Tips and resources for farmers and gardeners
Early September is the time to take care of your lawn before the winter.
Apply broadleaf weed control during the fall while the weeds are still actively growing. Such applications will target both established weeds as well as new weeds that germinated and grew in your lawn since spring.
Since fall weather favors desirable, cool-season grasses, it is also a good time to lay down sod or re-seed. If you are re-seeding, use a blend of hybrid grasses that have disease resistance. If you use sod, it is typically already grown using these hybrid varieties.
Water plays a key role in establishing seed and sod. Seed beds need to be kept moist throughout the germination process, but should never puddle in a new seeding. Southern and western exposures will need more water than northern or eastern exposures.

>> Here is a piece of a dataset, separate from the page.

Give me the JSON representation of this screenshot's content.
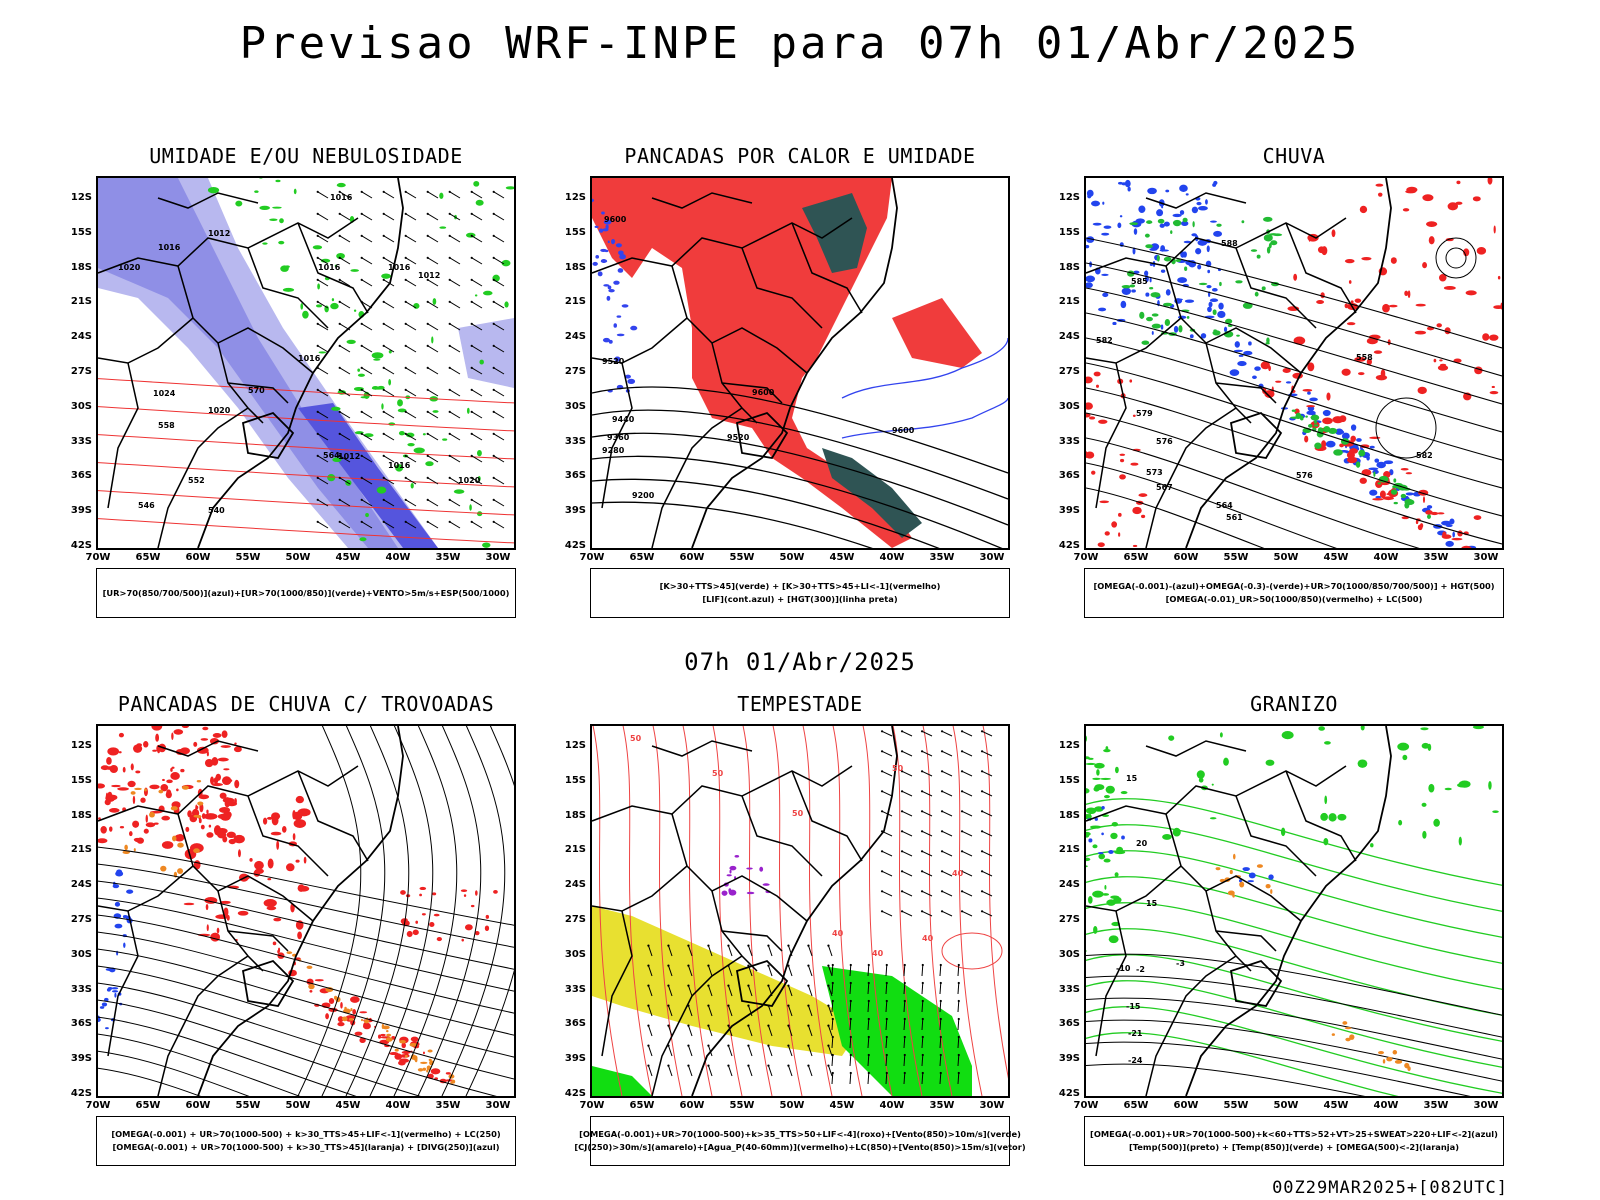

It can take a week or more before you see the signs of seed germination, so don't give up. If you are using sod, the soil under it should always be moist but should not sink if you walk on it. The sod should start to grow roots within a few days. Sod and seed will need to be watered for an undetermined period based on your local weather conditions until it is established.
New seedings and sod should be mowed with a sharp blade before the grass gets too long. In most cases, suspend watering for one day before mowing to firm up the soil. Afterwards, resume watering as needed. A new lawn should be mowed at least three to four times before the weather turns cold, and mowing more than that is even better to ensure that it survives the winter.